2. The method of claim 1, wherein the extracting key content from the message text by the text extraction model, before obtaining key text, further comprises: performing error correction processing on the message text through a text error correction model; extracting key content from the message text through a text extraction model to obtain a key text, wherein the method comprises the following steps: and extracting key content from the message text subjected to error correction processing through a text extraction model to obtain the key text.
3. The method of claim 1, wherein converting the voice message to be processed into message text by a voice conversion model comprises: Converting the voice message to be processed into the message text based on a text-to-speech mapping relation corresponding to the target object through a speech conversion model; The text-to-speech mapping relation is obtained by performing fine tuning training on the speech correction model by using sample speech of the target object.
4. The method of claim 1, wherein the text-to-speech mapping is obtained by fine-tuning the speech modification model using the sample speech of the target object.
5. The method according to claim 1, wherein the performing, by the trained voice correction model, voice correction on the key voice message based on the similarity between the key voice message and the voice message to be processed to obtain the target voice message includes: determining the similarity degree between the key voice message and the voice message to be processed through a voice correction model; and under the condition that the similarity degree is smaller than a preset threshold value, transmitting the similarity degree to at least one of the voice conversion model and the text conversion model so that at least one of the voice conversion model and the text conversion model adjusts respective output results until the similarity degree between the key voice message and the voice message to be processed is larger than or equal to the preset threshold value, and obtaining the target voice message.
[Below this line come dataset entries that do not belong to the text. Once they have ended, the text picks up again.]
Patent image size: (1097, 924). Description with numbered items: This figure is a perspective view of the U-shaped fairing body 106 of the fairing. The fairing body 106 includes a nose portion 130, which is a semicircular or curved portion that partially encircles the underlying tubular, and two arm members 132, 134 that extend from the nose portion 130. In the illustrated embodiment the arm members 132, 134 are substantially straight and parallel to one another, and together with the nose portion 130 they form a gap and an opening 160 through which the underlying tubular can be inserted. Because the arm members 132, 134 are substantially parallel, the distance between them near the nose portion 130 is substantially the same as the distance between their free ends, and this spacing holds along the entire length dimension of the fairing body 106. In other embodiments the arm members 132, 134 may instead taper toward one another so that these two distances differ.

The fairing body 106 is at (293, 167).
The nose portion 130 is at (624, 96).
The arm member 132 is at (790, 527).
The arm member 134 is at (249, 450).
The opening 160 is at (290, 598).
6. The method of claim 5, wherein said determining, by a voice correction model, a degree of similarity between the critical voice message and the voice message to be processed comprises: Acquiring the voice characteristics of the key voice message and the voice characteristics of the voice message to be processed through a voice network of a voice correction model; acquiring text-to-speech combination characteristics of the key speech message based on the speech characteristics of the key speech message through a text network of a speech correction model, and acquiring the text-to-speech combination characteristics of the to-be-processed speech message based on the speech characteristics of the to-be-processed speech message; and determining the similarity degree between the key voice message and the voice message to be processed based on the text voice combination characteristic of the key voice message and the text voice combination characteristic of the voice message to be processed through a similarity evaluation network of the voice correction model.
7. The method according to any one of claims 3 or 4, wherein the step of obtaining the text-to-speech mapping relation includes: acquiring a plurality of voice fragments from sample voices of a target object; acquiring characters corresponding to each voice fragment through a text network of the voice correction model; And determining the text-to-speech mapping relation according to each speech segment and the text corresponding to each speech segment.
8. The method of claim 1, wherein the obtaining the voice message to be processed comprises: receiving at least one voice message sent by a target object in a session interface; The method further comprises the steps of: And displaying the target voice message in the session interface.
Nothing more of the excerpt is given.